Avec intérêts au taux légal à compter de la réception par la partie défenderesse de sa convocation devant le bureau de conciliation et d'orientation,

- rappelé qu'en vertu de l'article R. 1454-28 du code du travail, ces condamnations sont exécutoires de droit à titre provisoire, dans la limite maximum de neuf mois de salaire calculés sur la moyenne des trois derniers mois de salaire, soit 6 600,63 euros ;

* 140 000 euros à titre d'indemnité pour licenciement sans cause réelle et sérieuse,

Avec intérêts au taux légal à compter du jugement,

* 1 200 euros au titre de l'article 700 du code de procédure civile,

- débouté Mme [I] du surplus de ses demandes ;

- débouté la société Live by GL events de sa demande relative à l'article 700 du code de procédure civile ;

- ordonné à la société Live by GL events le remboursement au Pôle Emploi à concurrence de 1 mois d'indemnité de chômage allouée à Mme [I] ;

- condamné la société Live by GL events aux entiers dépens.

La société Live by GL events a régulièrement relevé appel de ce jugement le 3 août 2020.

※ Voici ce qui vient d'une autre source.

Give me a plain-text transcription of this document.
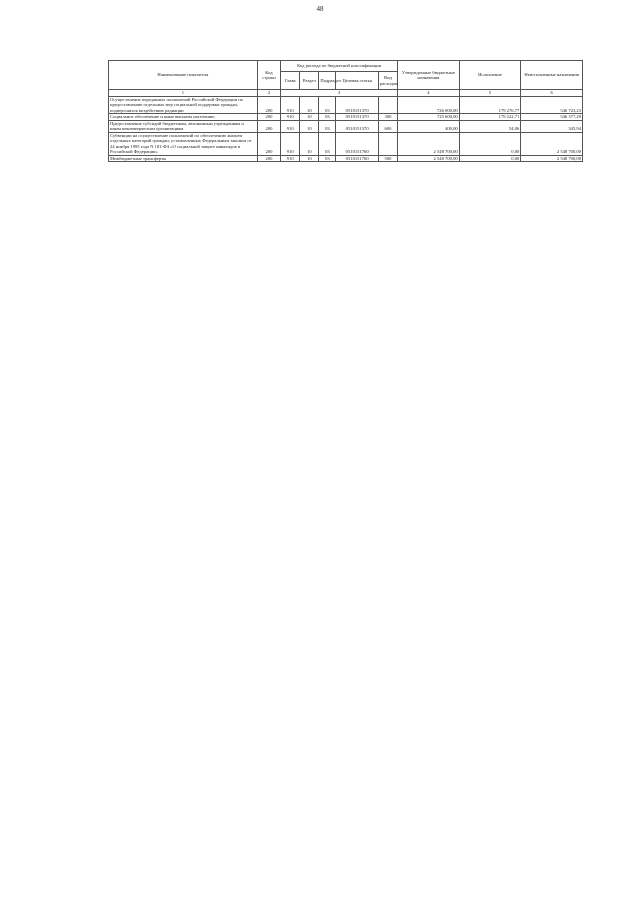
48
Наименование показателя	Код строки	Код расхода по бюджетной классификации					Утвержденные бюджетные назначения	Исполнение	Неисполненные назначения
		Глава	Раздел	Подраздел	Целевая статья	Вид расходов			
1	2	3					4	5	6
Осуществление переданных полномочий Российской Федерации по предоставлению отдельных мер социальной поддержки граждан, подвергшихся воздействию радиации	200	910	10	03	0510151370		726 000,00	179 276,77	546 723,23
Социальное обеспечение и иные выплаты населению	200	910	10	03	0510151370	300	725 600,00	179 222,71	546 377,29
Предоставление субсидий бюджетным, автономным учреждениям и иным некоммерческим организациям	200	910	10	03	0510151370	600	400,00	54,06	345,94
Субвенции на осуществление полномочий по обеспечению жильем отдельных категорий граждан, установленных Федеральным законом от 24 ноября 1995 года N 181-ФЗ «О социальной защите инвалидов в Российской Федерации»	200	910	10	03	0510151760		2 548 700,00	0,00	2 548 700,00
Межбюджетные трансферты	200	910	10	03	0510151760	500	2 548 700,00	0,00	2 548 700,00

Aux termes de ses dernières conclusions notifiées par voie électronique le 11 mars 2021 auxquelles la cour se réfère pour plus ample exposé des moyens et prétentions en application de l'article 455 du code de procédure civile, la société Live by GL events demande à la cour d'infirmer le jugement des chefs de condamnation prononcées à son encontre,

Statuant à nouveau :

A titre principal :

- dire et juger que le licenciement de Mme [I] est fondé sur une cause réelle et sérieuse

- débouter Mme [I] de sa demande de dommages et intérêts ;

A titre subsidiaire :

- limiter le montant des dommages et intérêts sollicités par Mme [I] à hauteur de 3 mois de salaire, soit 19 549,26 euros ;

En tout état de cause :

- confirmer le jugement en ce qu'il a débouté Mme [I] des demandes qu'elle formule au titre de son solde de tout compte au titre du remboursement des ARE versées dans la limite de 6 mois de salaire ;

- débouter Mme [I] de la demande qu'elle formule au titre de la capitalisation des intérêts en application de l'article 1343-2 du code civil ;

- débouter Mme [I] de la demande qu'elle formule au titre de l'article 700 du code de procédure civile ;

- condamner Mme [I] aux éventuels dépens d'instance dont distraction au profit de Me Fertier aux termes de l'article 699 du code de procédure civile, ainsi qu'au paiement de la somme de 2 500 euros au titre de l'article 700 du code de procédure civile.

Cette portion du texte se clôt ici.